Speaking to reporters, Hancock praised his local independent delicatessen, the Pantry in Newmarket, remarking that he bought "bread and jam" on his last visit there.
The announcement aims to help small businesses as it also makes it easier for them to switch energy suppliers and win more public sector contracts.
John Allan, national chairman of the Federation of Small Businesses, said: “Small Business Saturday has the potential to increase awareness among households across the country about the great businesses in their areas, but supporting small firms must go further than one day a year.
"As the Chancellor set out in the Autumn Statement, the private sector has stepped up to the challenge to create jobs and boost economic recovery. With 54 per cent of our members saying they want to grow in the next 12 months today’s announcements will help them achieve their ambitions through access to faster broadband, improved cash-flow through tackling late payments and fairer energy deals, while giving more opportunity to win public sector contracts.”

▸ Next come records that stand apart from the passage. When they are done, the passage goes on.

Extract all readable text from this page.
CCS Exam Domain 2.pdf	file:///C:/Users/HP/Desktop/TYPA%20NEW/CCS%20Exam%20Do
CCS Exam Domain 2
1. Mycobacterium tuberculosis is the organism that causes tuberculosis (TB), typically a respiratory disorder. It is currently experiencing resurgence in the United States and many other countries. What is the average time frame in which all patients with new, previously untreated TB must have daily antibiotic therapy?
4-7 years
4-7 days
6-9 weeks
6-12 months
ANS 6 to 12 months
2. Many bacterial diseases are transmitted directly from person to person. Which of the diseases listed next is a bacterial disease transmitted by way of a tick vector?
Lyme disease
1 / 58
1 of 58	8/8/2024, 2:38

Labour leader Ed Miliband will pledge to help small businesses, pointing out that shadow business secretary Chuka Umunna brought the idea of "Small Business Saturday" over to the UK from America.
He is set to say: "Labour is changing so that we can go into the next election as the party of small business and enterprise.
"One Nation Labour: offering real help to firms on energy costs and business rates, with plans to reset our energy market, open up capital to invest in regional economies and get ready for a digital future, cracking down on late payment and equipping our young people with the skills that they and you need to succeed."
Dr Adam Marshall, director of policy at the British Chambers of Commerce, said: "The Government is right to say that Britain is a great place to start a business. Now it needs to become a great place to grow a business too. That means ensuring that fast-growing and dynamic small companies get access to the capital they need to expand, and access to practical business-to-business support to break into new markets around the world."
Terry Scuoler, chief executive of the manufacturers organisation the EEF, said: "Small businesses are a vital part of the economy and we need to make it easier for them to invest, grow and create the highly skilled innovative jobs our economy needs.
"The more we can grow into larger medium size companies, the better for UK plc. In order to enable this we need to examine every means to removing some of the barriers they face, improving the business environment and making it easier for them to fulfil their potential."
John Cridland, CBI director general, said: "Small and medium-sized businesses are at the heart of communities across the UK and are the job-creating dynamos of the recovery.
"Small Business Saturday is a great way for people up and down the country to back their local high street in the run-up to Christmas and I would encourage everyone to get involved."